Quality of evidence: usefulness in measuring the quality of health care.

BACKGROUND: In 1998, the Committee on Health Care Quality in America was created and given the charge of devising a strategy to achieve substantial improvement in the quality of health care for all Americans. One strategy to move the quality agenda forward is the use of evidence by both providers of health care and consumers of health care. One feature of this agenda, evidence-based practice, refers to a hierarchy of evidence ranging from individual randomized, controlled trials to expert opinion. OBJECTIVES: The purposes of this article are to describe the evidence base in nursing, discuss the quality and strength of nursing's evidence, illustrate the application of the Quality Health Outcomes Model, and present recommendations for practice, research, and policy to increase nursing's contribution to quality health care. RESULTS AND RECOMMENDATIONS: Nurses everywhere must use innovative solutions to operationalize the "evidence" in evidence-based nursing.

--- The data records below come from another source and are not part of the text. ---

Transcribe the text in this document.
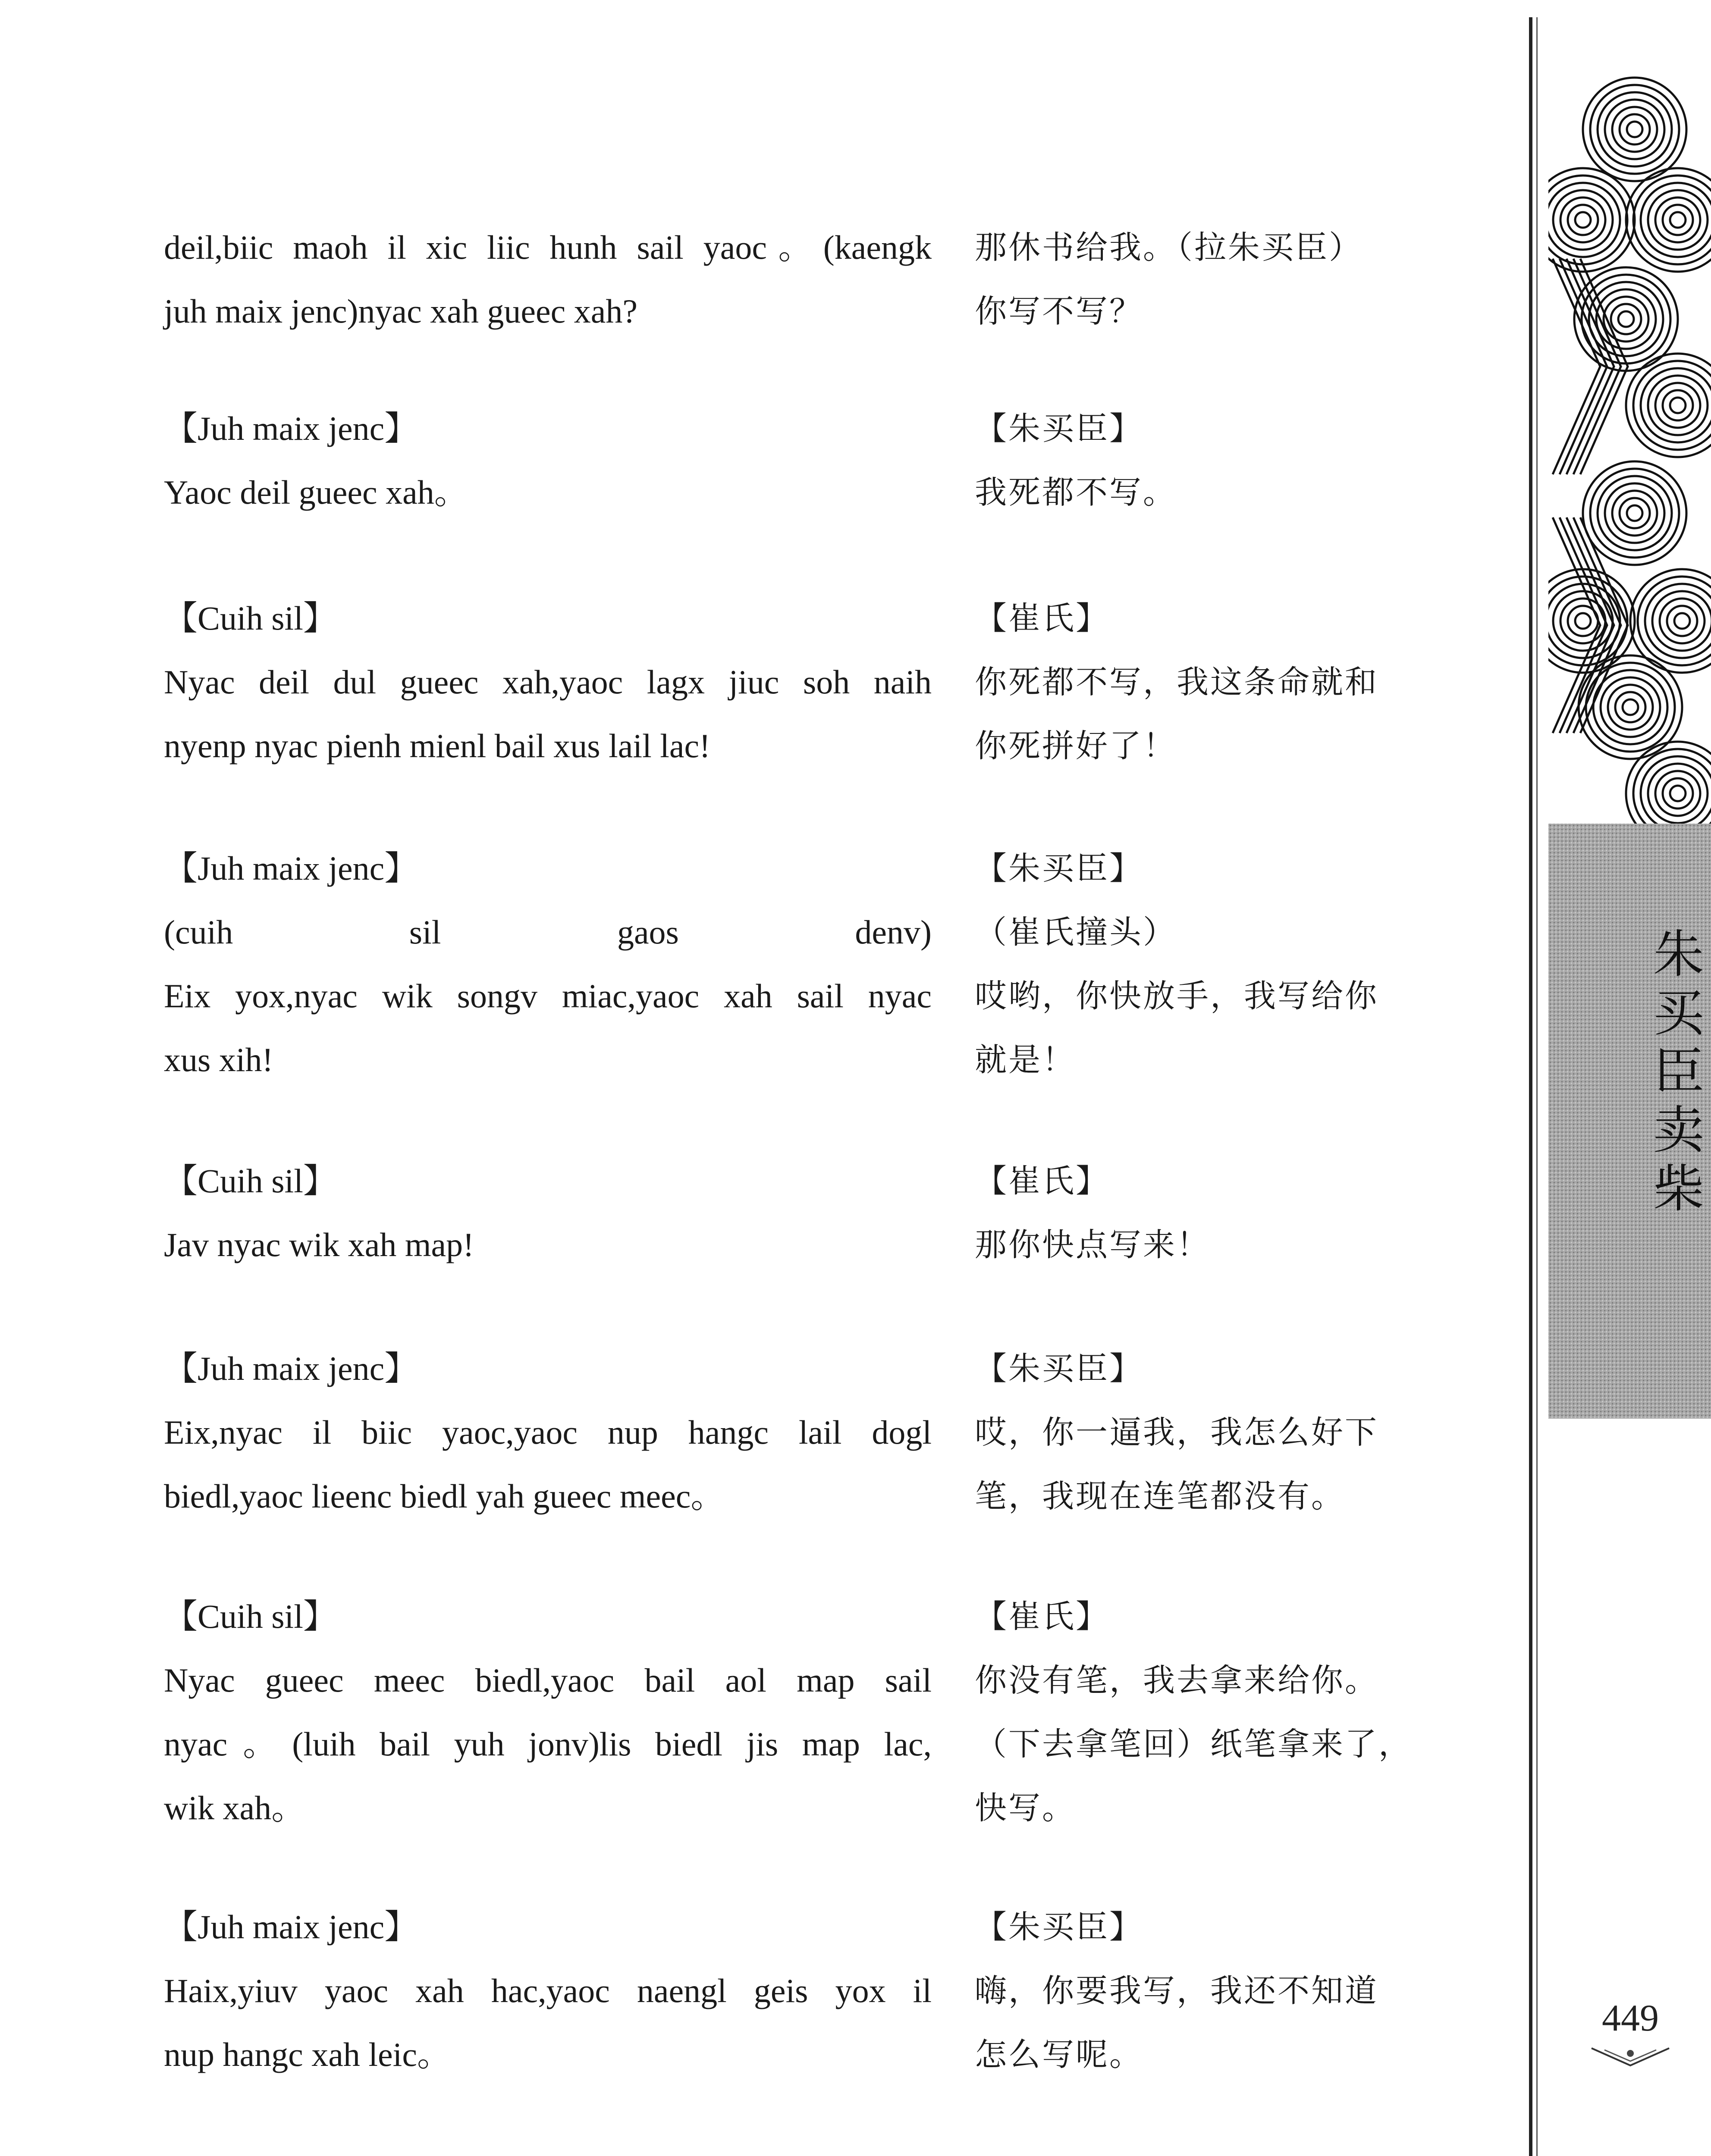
deil,biic maoh il xic liic hunh sail yaoc。(kaengk
juh maix jenc)nyac xah gueec xah?
【Juh maix jenc】
Yaoc deil gueec xah。
【Cuih sil】
Nyac deil dul gueec xah,yaoc lagx jiuc soh naih
nyenp nyac pienh mienl bail xus lail lac!
【Juh maix jenc】
(cuih sil gaos denv)
Eix yox,nyac wik songv miac,yaoc xah sail nyac
xus xih!
【Cuih sil】
Jav nyac wik xah map!
【Juh maix jenc】
Eix,nyac il biic yaoc,yaoc nup hangc lail dogl
biedl,yaoc lieenc biedl yah gueec meec。
【Cuih sil】
Nyac gueec meec biedl,yaoc bail aol map sail
nyac。(luih bail yuh jonv)lis biedl jis map lac,
wik xah。
【Juh maix jenc】
Haix,yiuv yaoc xah hac,yaoc naengl geis yox il
nup hangc xah leic。
那休书给我。（拉朱买臣）
你写不写？
【朱买臣】
我死都不写。
【崔氏】
你死都不写，我这条命就和
你死拼好了！
【朱买臣】
（崔氏撞头）
哎哟，你快放手，我写给你
就是！
【崔氏】
那你快点写来！
【朱买臣】
哎，你一逼我，我怎么好下
笔，我现在连笔都没有。
【崔氏】
你没有笔，我去拿来给你。
（下去拿笔回）纸笔拿来了，
快写。
【朱买臣】
嗨，你要我写，我还不知道
怎么写呢。
朱买臣卖柴
449
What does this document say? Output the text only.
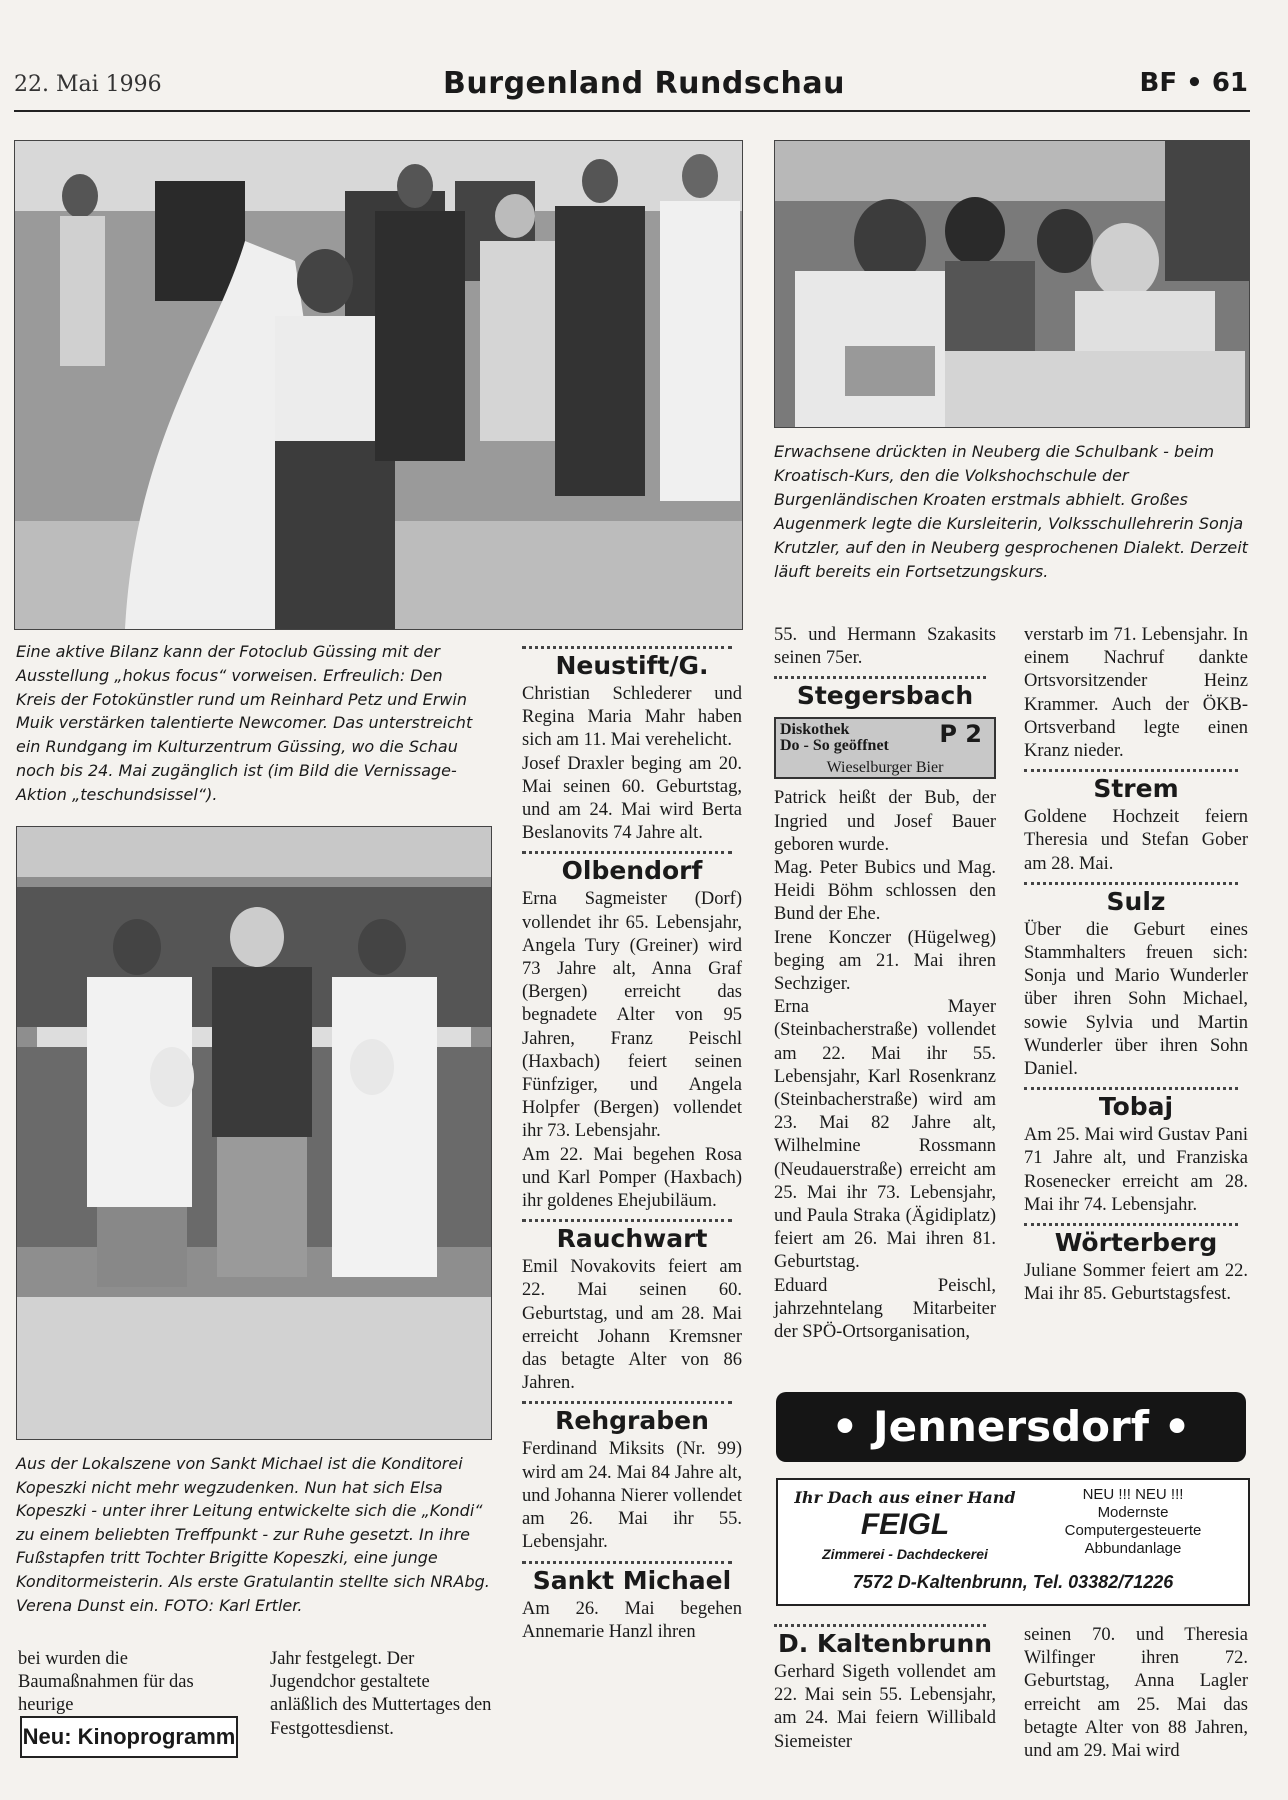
22. Mai 1996	Burgenland Rundschau	BF • 61
Erwachsene drückten in Neuberg die Schulbank - beim Kroatisch-Kurs, den die Volkshochschule der Burgenländischen Kroaten erstmals abhielt. Großes Augenmerk legte die Kursleiterin, Volksschullehrerin Sonja Krutzler, auf den in Neuberg gesprochenen Dialekt. Derzeit läuft bereits ein Fortsetzungskurs.
Eine aktive Bilanz kann der Fotoclub Güssing mit der Ausstellung „hokus focus“ vorweisen. Erfreulich: Den Kreis der Fotokünstler rund um Reinhard Petz und Erwin Muik verstärken talentierte Newcomer. Das unterstreicht ein Rundgang im Kulturzentrum Güssing, wo die Schau noch bis 24. Mai zugänglich ist (im Bild die Vernissage-Aktion „teschundsissel“).
Aus der Lokalszene von Sankt Michael ist die Konditorei Kopeszki nicht mehr wegzudenken. Nun hat sich Elsa Kopeszki - unter ihrer Leitung entwickelte sich die „Kondi“ zu einem beliebten Treffpunkt - zur Ruhe gesetzt. In ihre Fußstapfen tritt Tochter Brigitte Kopeszki, eine junge Konditormeisterin. Als erste Gratulantin stellte sich NRAbg. Verena Dunst ein. FOTO: Karl Ertler.
bei wurden die Baumaßnahmen für das heurige
Jahr festgelegt. Der Jugendchor gestaltete anläßlich des Muttertages den Festgottesdienst.
Neu: Kinoprogramm
Neustift/G.

Christian Schlederer und Regina Maria Mahr haben sich am 11. Mai verehelicht.

Josef Draxler beging am 20. Mai seinen 60. Geburtstag, und am 24. Mai wird Berta Beslanovits 74 Jahre alt.

Olbendorf

Erna Sagmeister (Dorf) vollendet ihr 65. Lebensjahr, Angela Tury (Greiner) wird 73 Jahre alt, Anna Graf (Bergen) erreicht das begnadete Alter von 95 Jahren, Franz Peischl (Haxbach) feiert seinen Fünfziger, und Angela Holpfer (Bergen) vollendet ihr 73. Lebensjahr.

Am 22. Mai begehen Rosa und Karl Pomper (Haxbach) ihr goldenes Ehejubiläum.

Rauchwart

Emil Novakovits feiert am 22. Mai seinen 60. Geburtstag, und am 28. Mai erreicht Johann Kremsner das betagte Alter von 86 Jahren.

Rehgraben

Ferdinand Miksits (Nr. 99) wird am 24. Mai 84 Jahre alt, und Johanna Nierer vollendet am 26. Mai ihr 55. Lebensjahr.

Sankt Michael

Am 26. Mai begehen Annemarie Hanzl ihren

55. und Hermann Szakasits seinen 75er.

Stegersbach
Diskothek
Do - So geöffnet P 2
Wieselburger Bier

Patrick heißt der Bub, der Ingried und Josef Bauer geboren wurde.

Mag. Peter Bubics und Mag. Heidi Böhm schlossen den Bund der Ehe.

Irene Konczer (Hügelweg) beging am 21. Mai ihren Sechziger.

Erna Mayer (Steinbacherstraße) vollendet am 22. Mai ihr 55. Lebensjahr, Karl Rosenkranz (Steinbacherstraße) wird am 23. Mai 82 Jahre alt, Wilhelmine Rossmann (Neudauerstraße) erreicht am 25. Mai ihr 73. Lebensjahr, und Paula Straka (Ägidiplatz) feiert am 26. Mai ihren 81. Geburtstag.

Eduard Peischl, jahrzehntelang Mitarbeiter der SPÖ-Ortsorganisation,

verstarb im 71. Lebensjahr. In einem Nachruf dankte Ortsvorsitzender Heinz Krammer. Auch der ÖKB-Ortsverband legte einen Kranz nieder.

Strem

Goldene Hochzeit feiern Theresia und Stefan Gober am 28. Mai.

Sulz

Über die Geburt eines Stammhalters freuen sich: Sonja und Mario Wunderler über ihren Sohn Michael, sowie Sylvia und Martin Wunderler über ihren Sohn Daniel.

Tobaj

Am 25. Mai wird Gustav Pani 71 Jahre alt, und Franziska Rosenecker erreicht am 28. Mai ihr 74. Lebensjahr.

Wörterberg

Juliane Sommer feiert am 22. Mai ihr 85. Geburtstagsfest.

• Jennersdorf •
Ihr Dach aus einer Hand
FEIGL
Zimmerei - Dachdeckerei
NEU !!! NEU !!!
Modernste
Computergesteuerte
Abbundanlage
7572 D-Kaltenbrunn, Tel. 03382/71226
D. Kaltenbrunn

Gerhard Sigeth vollendet am 22. Mai sein 55. Lebensjahr, am 24. Mai feiern Willibald Siemeister

seinen 70. und Theresia Wilfinger ihren 72. Geburtstag, Anna Lagler erreicht am 25. Mai das betagte Alter von 88 Jahren, und am 29. Mai wird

The Quality Health Outcomes Model (QHOM) provides a useful way of advancing research and evidence about the quality of health care in America. In concert with the conceptual framework for the National Health Care Quality Report, the QHOM provides a map for identifying evidence gaps and research questions arising from the model and conceptual framework, as well as evidence synthesis (integrating methodologic quality) driven by theoretical understanding.